Which of course should only be done once. Ever :)

> > During lifetime, ntpd should execute and thus the system's current time
> > will be written to the HW clock every now and then. Additionally, most
> 
>  Note that ntpd only updates minutes and seconds and then only if the 
> difference is small -- to account for the existence of time zones and a 
> system-specific relation between the time recoreded by the system and one 
> handled by the RTC.  Also the feature is broken by design -- ntpd 
> shouldn't do that at all in principle and in practice it leads to the 
> system time being corrupted on some machines using an RTC interrupt for 
> the system timer tick.

Aren't we expected to keep UTC time inside the HW clock?
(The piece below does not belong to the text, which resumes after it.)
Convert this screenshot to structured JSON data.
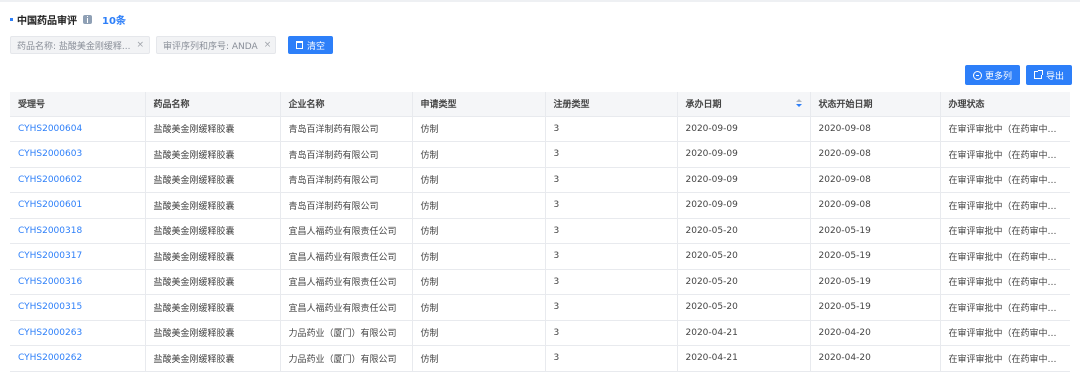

So there's no
problem with timezones.  Also, if your timer interrupt source it that
broken that ntpd cannot track it, then you're having more servere
problems...

> > distributions seem to also update the HW clock at system shutdown time.
> 
>  Which is where it should really happen.

I disagree. IFF there's a known good time, it's acceptable to write it
into a backing HW clock. In case there isn't (any longer), it's probably
better to not write to the HW clock at all. Probably it's contents is
better than a wrongly manually adjusted local date setting...

I do trust ntpd, but do I trust someone who looks at it's watch?

> > So the correct solution to your problem is to either shutdown once
> > (workaround) or keep ntpd running (the solution[tm]).
> 
>  I think you've got the figures reversed (well, it's useful to have ntpd 
> running, but it should not fiddle with the RTC).

Well, I stated my oppinion. Maybe ntpd shouldn't set the clock (or make
the kernel set it internally), but for sure I don't want the HW clock
being set by hand (except very first power-up of the system) and by no
means if local time came up from a manual process.